Articles avec #mes poetes divins tag

Mistelle, misto, mystère

30 Juillet 2015 , Rédigé par Buveur de poèmes Publié dans #Mes poètes divins

Un soleil couché en bouteille.
Un soleil couché en bouteille.

Un soleil couché en bouteille.

Mistelle*, c’est le mot qui m’est venu lorsque la bouteille fut vidée.
Une bouteille livrée en mains propres par le facteur quelques jours plus tôt.
Un vin de Reignac accompagné de jolis mots de Nicolas Lesaint. Il me proposait de goûter une inconnue et pourquoi pas d’y trouver une poésie…

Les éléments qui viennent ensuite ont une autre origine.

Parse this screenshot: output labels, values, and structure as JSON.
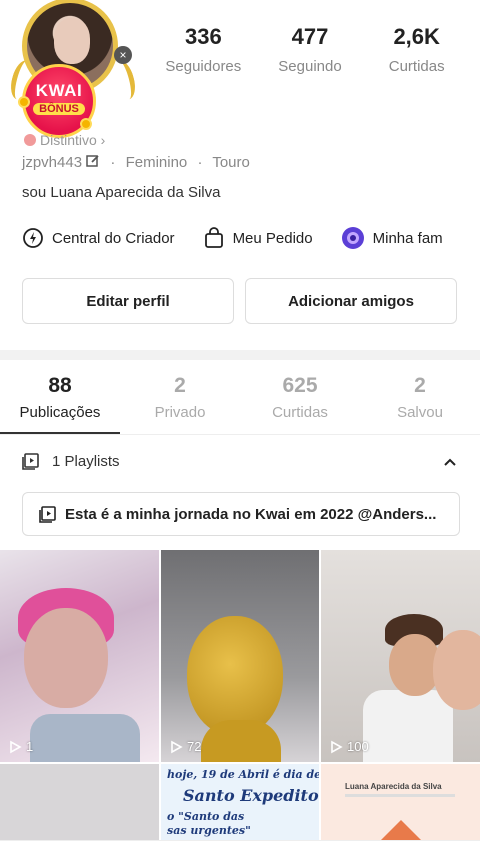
{
  "profile": {
    "badge_top": "KWAI",
    "badge_bottom": "BÔNUS",
    "distintivo": "Distintivo ›",
    "username": "jzpvh443",
    "gender": "Feminino",
    "sign": "Touro",
    "bio": "sou Luana Aparecida da Silva"
  },
  "stats": [
    {
      "value": "336",
      "label": "Seguidores"
    },
    {
      "value": "477",
      "label": "Seguindo"
    },
    {
      "value": "2,6K",
      "label": "Curtidas"
    }
  ],
  "shortcuts": [
    {
      "label": "Central do Criador",
      "icon": "lightning-icon"
    },
    {
      "label": "Meu Pedido",
      "icon": "bag-icon"
    },
    {
      "label": "Minha fam",
      "icon": "family-icon"
    }
  ],
  "actions": {
    "edit": "Editar perfil",
    "add_friends": "Adicionar amigos"
  },
  "tabs": [
    {
      "value": "88",
      "label": "Publicações"
    },
    {
      "value": "2",
      "label": "Privado"
    },
    {
      "value": "625",
      "label": "Curtidas"
    },
    {
      "value": "2",
      "label": "Salvou"
    }
  ],
  "playlists": {
    "header": "1 Playlists",
    "item": "Esta é a minha jornada no Kwai em 2022 @Anders..."
  },
  "videos": [
    {
      "plays": "1"
    },
    {
      "plays": "72"
    },
    {
      "plays": "100"
    }
  ],
  "thumb5": {
    "line1": "hoje, 19 de Abril é dia de",
    "line2": "Santo Expedito.",
    "line3": "o \"Santo das",
    "line4": "sas urgentes\""
  },
  "thumb6": {
    "author": "Luana Aparecida da Silva"
  }
}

"Tu seras le premier, vraiment, à en boire, le premier extérieur à ce cercle proche qui m'entoure, je suis impatient à savoir si elle saura accrocher un vrai moment de vie"

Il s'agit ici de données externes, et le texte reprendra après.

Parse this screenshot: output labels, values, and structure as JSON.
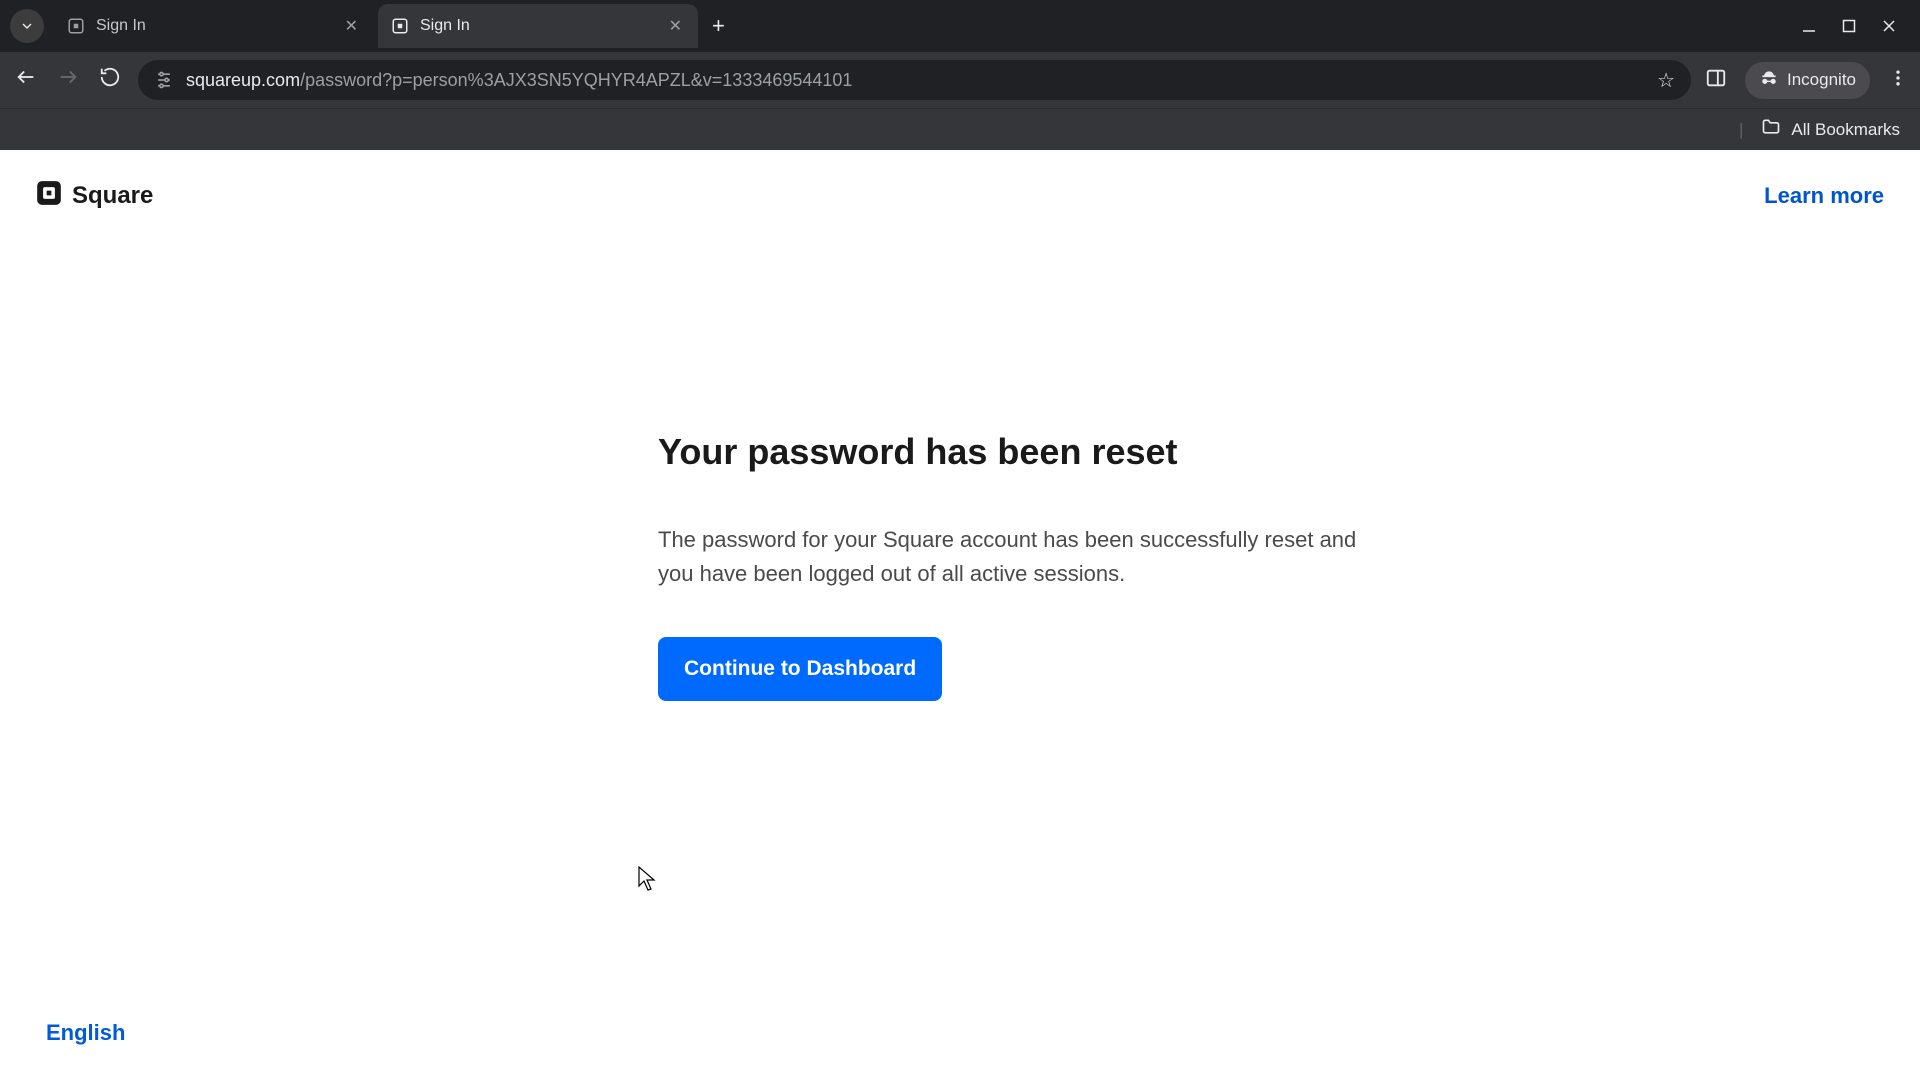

Le matin du jour choisi, je plaçais le présent de Nicolas au plus bas du réfrigérateur. Plus précisément, je le couchais parmi les tomates rougies par un soleil de village français, le fenouil, une branche de céleri, des carottes, une pomme granny smith, du citron vert à zester, un dos de saumon fumé.

Oui, j’imaginais déjà un accord avec la couleur de ce soleil couché en bouteille. Quelles seraient les sensations, les notes aromatiques qui chanteraient une équipe, un terroir, un bordeaux qui ne veut pas être supérieur mais tellement plus...
La couleur ambre et dorée, le nom ne m'amèneraient pas vers une fin de repas. Non, c'est toute une chanson d'Higelin que j'espérais rencontrer dans ce flacon. "Encore une journée d'foutue" comme je les aime. Cela allait finir la journée et commencer une longue soirée sous les étoiles.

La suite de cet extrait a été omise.